A insegurança no uso de dados no Brasil
O adiamento da entrada em vigor da Lei Geral de Proteção de Dados (LGPD), definida ontem pelo Governo Federal, é preocupante. Publicada no Diário Oficial da União, via Medida Provisória (MP) n° 959, o caso repete os moldes do que tem sido algo frequente pelo atual governo: a inclusão de assunto destoante embutindo em uma MP sobre outro assunto. No caso em questão, apontamos que a referida MP é discordante quanto a abordar a operacionalização do pagamento da Renda Básica Emergencial. Consideramos a medida arbitrária, feita e publicada por um governo que não considera o debate público e está em descompasso com da sociedade.
A proteção de dados pessoais se faz ainda mais necessária à medida que estamos diante de um avanço descontrolado e desregulamentado do compartilhamento de dados, sobretudo de localização, haja visto o uso dos dados das operadoras de telefonia e a recente MP 954, agora suspensa por liminar do Supremo Tribunal Federal (STF), que autorizava o compartilhamento de dados com o IBGE.
Os riscos às proteções e liberdades individuais vem se agravando num momento em que o autoritarismo se mostra em alta globalmente e em que as saídas asiáticas para o enfrentamento à Covid-19 lançaram mão de instrumentos intrusivos da liberdade e de vigilância social.
Diante da celebração da eficácia dos modelos de monitoramento dos fluxos para o distanciamento social, o campo da mobilização e manipulação de dados emerge como sensível para a arbitrariedade política e privada, promovendo a insegurança para a privacidade.
Ainda recentemente, o Governo Federal, que deveria ter tomado as medidas necessárias para a estruturação da Autoridade Nacional de Proteção de Dados (ANPD), se absteve de sua função e, ao invés disso, se dedicou a publicar um Guia de Boas Práticas do Governo Digital, demonstrando grande negligência com o tema ao não cumprir os ritos necessários para a implementação da Lei.
A LGPD tem o objetivo de garantir os direitos fundamentais a liberdade e privacidade, promovendo orientações acerca do tratamento e armazenamento de dados sensíveis, ordenando responsabilização em caso de danos ou violação da própria lei. Desta forma, prorrogar a implementação de uma lei que já era mais do que necessária, só fragiliza ainda mais a garantia de direitos fundamentais em um cenário em que se exacerba o uso de tecnologias e canais digitais, seja para trabalho, atendimento na área da saúde ou comunicação.
O Instituto Ethos vem desempenhando uma forte atuação para a implementação efetiva da LGPD. Essa nova prorrogação deixa explícito a falta de comprometimento do governo federal com a agenda de transparência e integridade.
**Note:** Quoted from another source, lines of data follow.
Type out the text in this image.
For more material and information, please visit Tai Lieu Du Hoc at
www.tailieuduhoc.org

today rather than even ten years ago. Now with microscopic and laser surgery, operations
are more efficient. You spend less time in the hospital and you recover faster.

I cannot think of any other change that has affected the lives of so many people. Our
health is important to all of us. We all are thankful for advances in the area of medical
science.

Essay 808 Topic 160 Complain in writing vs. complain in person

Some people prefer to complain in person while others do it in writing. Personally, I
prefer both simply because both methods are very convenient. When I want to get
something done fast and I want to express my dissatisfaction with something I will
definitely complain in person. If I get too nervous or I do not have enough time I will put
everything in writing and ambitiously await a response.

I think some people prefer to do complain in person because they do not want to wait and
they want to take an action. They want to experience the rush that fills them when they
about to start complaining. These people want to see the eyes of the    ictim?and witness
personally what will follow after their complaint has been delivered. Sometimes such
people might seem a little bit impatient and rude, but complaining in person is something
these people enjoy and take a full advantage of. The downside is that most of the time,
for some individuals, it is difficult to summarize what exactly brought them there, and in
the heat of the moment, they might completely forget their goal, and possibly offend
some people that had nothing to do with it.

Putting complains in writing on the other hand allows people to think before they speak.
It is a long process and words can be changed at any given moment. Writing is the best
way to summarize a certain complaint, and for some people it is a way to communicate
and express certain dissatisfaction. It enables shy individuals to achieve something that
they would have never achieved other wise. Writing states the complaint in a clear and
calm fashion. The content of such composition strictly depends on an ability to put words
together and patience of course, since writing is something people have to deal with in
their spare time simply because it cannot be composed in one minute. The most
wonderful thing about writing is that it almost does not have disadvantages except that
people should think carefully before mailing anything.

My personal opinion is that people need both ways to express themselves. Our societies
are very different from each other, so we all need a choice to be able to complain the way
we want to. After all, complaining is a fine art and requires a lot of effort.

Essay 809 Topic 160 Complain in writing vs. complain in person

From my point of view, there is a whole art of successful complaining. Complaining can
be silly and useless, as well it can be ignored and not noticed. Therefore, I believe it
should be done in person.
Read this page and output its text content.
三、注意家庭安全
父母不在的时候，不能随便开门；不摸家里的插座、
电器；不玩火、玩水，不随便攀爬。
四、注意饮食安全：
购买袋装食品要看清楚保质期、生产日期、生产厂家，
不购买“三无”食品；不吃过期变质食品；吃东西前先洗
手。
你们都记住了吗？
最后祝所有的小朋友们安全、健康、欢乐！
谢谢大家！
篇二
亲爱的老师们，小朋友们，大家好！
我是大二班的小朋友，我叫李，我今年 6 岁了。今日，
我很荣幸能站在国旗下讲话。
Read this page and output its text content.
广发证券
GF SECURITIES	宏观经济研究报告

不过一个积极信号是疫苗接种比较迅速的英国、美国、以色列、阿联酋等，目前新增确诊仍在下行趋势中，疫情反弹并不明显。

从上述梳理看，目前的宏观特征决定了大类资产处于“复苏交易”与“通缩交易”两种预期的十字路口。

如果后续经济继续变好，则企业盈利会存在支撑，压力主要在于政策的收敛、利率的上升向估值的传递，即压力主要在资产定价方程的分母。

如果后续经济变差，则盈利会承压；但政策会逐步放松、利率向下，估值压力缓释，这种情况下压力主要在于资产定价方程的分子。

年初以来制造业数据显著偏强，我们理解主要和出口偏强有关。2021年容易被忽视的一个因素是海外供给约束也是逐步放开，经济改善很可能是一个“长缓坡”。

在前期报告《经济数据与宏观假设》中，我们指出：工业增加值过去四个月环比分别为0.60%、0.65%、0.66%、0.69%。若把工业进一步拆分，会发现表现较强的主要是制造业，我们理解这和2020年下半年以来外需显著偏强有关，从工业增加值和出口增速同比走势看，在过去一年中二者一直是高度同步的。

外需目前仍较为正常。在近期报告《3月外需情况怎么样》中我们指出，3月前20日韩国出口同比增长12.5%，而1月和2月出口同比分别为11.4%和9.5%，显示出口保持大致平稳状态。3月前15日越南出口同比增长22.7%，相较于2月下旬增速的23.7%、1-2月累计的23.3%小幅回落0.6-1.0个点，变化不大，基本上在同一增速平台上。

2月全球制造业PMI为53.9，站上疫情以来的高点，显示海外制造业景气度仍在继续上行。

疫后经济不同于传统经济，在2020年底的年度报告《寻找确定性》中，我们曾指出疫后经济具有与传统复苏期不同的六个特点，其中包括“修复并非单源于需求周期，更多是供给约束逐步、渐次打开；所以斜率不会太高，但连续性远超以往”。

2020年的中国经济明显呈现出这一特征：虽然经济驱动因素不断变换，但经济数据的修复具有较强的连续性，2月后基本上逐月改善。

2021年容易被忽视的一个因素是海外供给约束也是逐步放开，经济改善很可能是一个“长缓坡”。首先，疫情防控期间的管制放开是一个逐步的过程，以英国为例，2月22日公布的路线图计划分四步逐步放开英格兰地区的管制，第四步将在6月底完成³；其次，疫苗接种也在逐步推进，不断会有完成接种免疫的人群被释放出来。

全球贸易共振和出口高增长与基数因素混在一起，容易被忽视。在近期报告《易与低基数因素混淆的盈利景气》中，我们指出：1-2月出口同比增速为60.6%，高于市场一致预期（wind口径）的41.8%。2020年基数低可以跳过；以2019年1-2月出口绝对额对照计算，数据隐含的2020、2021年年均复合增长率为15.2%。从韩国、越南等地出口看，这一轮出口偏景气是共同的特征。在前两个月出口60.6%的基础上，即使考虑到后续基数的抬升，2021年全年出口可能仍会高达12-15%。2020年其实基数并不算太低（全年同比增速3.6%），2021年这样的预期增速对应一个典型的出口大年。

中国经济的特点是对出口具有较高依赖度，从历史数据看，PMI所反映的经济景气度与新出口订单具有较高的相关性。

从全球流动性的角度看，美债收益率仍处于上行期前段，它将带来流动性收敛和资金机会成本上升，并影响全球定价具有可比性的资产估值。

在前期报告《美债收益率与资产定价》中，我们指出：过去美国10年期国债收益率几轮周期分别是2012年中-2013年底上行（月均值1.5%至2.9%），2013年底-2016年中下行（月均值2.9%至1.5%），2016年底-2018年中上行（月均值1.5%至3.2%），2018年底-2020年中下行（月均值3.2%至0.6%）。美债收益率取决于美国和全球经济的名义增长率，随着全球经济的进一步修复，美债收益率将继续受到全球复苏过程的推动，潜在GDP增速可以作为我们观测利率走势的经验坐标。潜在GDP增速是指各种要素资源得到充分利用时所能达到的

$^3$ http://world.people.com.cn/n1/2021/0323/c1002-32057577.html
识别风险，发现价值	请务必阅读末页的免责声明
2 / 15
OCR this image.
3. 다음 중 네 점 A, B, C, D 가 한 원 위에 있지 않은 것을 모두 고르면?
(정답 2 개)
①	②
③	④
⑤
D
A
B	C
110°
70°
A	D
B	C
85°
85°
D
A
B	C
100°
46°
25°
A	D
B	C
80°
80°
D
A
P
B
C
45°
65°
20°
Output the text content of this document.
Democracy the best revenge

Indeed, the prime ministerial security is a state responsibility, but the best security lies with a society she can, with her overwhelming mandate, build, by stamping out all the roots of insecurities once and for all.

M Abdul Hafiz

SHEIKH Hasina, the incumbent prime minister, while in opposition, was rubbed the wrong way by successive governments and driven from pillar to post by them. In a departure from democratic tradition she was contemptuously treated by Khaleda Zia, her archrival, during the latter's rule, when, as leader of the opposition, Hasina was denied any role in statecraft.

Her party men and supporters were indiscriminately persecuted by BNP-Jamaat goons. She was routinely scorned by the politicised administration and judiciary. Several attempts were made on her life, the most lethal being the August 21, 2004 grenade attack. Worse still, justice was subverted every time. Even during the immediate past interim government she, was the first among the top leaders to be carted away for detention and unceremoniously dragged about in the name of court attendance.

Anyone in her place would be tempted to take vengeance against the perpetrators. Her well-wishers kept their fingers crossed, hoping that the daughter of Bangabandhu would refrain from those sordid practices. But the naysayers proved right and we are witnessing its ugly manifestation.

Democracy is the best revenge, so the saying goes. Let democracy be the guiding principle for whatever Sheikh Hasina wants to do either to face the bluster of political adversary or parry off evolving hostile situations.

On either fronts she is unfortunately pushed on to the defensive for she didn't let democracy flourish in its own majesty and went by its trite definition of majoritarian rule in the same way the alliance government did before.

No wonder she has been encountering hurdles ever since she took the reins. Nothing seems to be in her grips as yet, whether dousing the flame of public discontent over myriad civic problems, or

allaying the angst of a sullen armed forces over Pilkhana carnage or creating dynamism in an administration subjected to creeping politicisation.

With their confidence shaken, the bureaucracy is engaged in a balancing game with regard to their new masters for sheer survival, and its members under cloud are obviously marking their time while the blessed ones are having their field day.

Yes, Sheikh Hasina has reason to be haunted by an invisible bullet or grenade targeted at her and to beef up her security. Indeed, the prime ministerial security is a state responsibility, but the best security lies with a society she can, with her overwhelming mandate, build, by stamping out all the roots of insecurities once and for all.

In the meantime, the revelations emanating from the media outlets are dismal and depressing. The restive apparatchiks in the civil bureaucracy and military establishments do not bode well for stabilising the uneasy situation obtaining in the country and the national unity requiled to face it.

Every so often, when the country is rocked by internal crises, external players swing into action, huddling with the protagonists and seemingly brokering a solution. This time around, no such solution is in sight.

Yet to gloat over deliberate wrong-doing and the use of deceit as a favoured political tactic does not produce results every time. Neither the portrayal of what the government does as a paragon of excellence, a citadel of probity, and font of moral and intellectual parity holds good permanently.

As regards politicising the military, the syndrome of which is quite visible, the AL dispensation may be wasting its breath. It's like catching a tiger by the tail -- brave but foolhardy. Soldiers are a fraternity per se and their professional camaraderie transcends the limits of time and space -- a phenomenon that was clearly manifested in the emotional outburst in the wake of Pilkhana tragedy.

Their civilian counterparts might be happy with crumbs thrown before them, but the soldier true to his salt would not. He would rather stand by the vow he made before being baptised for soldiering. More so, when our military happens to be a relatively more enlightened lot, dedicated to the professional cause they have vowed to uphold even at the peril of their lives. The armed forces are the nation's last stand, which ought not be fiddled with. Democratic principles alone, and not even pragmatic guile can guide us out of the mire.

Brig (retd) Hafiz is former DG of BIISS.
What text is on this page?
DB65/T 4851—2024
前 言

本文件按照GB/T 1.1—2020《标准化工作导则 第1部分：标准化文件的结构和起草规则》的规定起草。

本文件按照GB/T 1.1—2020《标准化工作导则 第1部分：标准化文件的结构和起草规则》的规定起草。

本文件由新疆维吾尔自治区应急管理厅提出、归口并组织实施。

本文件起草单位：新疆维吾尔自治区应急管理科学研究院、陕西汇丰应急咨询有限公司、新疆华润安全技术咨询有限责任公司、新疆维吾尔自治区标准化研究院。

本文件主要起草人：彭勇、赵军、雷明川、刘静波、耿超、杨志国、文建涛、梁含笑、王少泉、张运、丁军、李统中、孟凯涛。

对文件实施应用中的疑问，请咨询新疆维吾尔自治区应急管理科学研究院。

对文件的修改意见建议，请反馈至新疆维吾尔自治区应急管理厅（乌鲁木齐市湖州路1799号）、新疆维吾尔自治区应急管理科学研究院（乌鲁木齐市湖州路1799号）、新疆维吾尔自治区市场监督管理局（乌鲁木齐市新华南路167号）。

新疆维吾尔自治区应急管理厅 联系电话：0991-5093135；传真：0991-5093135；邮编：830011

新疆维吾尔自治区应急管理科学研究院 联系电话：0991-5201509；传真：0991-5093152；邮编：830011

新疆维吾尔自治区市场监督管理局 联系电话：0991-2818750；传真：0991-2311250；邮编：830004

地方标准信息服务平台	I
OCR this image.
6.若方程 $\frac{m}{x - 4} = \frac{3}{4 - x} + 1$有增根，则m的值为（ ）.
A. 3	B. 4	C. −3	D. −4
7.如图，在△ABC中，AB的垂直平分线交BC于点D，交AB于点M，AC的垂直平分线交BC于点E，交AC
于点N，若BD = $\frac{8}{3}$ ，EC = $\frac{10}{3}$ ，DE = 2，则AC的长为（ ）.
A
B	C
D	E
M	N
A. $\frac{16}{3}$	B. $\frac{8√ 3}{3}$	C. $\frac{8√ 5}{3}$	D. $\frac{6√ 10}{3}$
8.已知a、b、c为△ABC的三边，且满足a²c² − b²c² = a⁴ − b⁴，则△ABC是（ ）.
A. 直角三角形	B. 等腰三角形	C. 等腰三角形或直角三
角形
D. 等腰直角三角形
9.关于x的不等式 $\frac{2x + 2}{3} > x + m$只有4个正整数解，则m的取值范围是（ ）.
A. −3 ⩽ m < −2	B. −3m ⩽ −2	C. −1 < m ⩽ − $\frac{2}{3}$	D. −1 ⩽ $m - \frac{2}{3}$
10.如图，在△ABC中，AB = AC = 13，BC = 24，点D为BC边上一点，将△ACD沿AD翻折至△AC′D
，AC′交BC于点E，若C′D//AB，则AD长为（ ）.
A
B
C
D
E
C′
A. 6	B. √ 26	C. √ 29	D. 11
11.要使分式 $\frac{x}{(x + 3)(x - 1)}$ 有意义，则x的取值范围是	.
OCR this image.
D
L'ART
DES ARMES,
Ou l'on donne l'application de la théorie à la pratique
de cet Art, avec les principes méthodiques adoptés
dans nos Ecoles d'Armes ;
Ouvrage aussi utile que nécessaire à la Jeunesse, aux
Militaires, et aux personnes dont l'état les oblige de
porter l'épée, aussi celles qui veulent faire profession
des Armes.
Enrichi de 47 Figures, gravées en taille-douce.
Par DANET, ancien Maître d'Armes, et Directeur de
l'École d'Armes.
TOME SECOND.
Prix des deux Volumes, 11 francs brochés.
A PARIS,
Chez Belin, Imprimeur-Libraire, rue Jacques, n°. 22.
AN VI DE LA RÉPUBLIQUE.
Entendemos que o tempo de adaptação para as empresas e governo é necessário. No entanto outras medidas, que não o simples adiamento, devem ser tomadas. A instauração da ANPD, a publicação de recomendações de tratamento dos dados pessoais e uso para enfrentamento da pandemia, bem como orientações para os acordos com as operadoras de telefonia são caminhos necessários.
Acreditamos que em meio a maior crise do século XXI, a adoção de medidas preventivas para conter os possíveis abusos gerados pela situação atual é indispensável, dessa maneira, retardar a vigência da Lei Geral de Proteção de Dados inibe a efetividade dos mecanismos de controle, a garantia do cumprimento legislativo e proteção aos direitos individuais. É uma nova demonstração de risco ao Estado Democrático de Direito e deve ser revogada.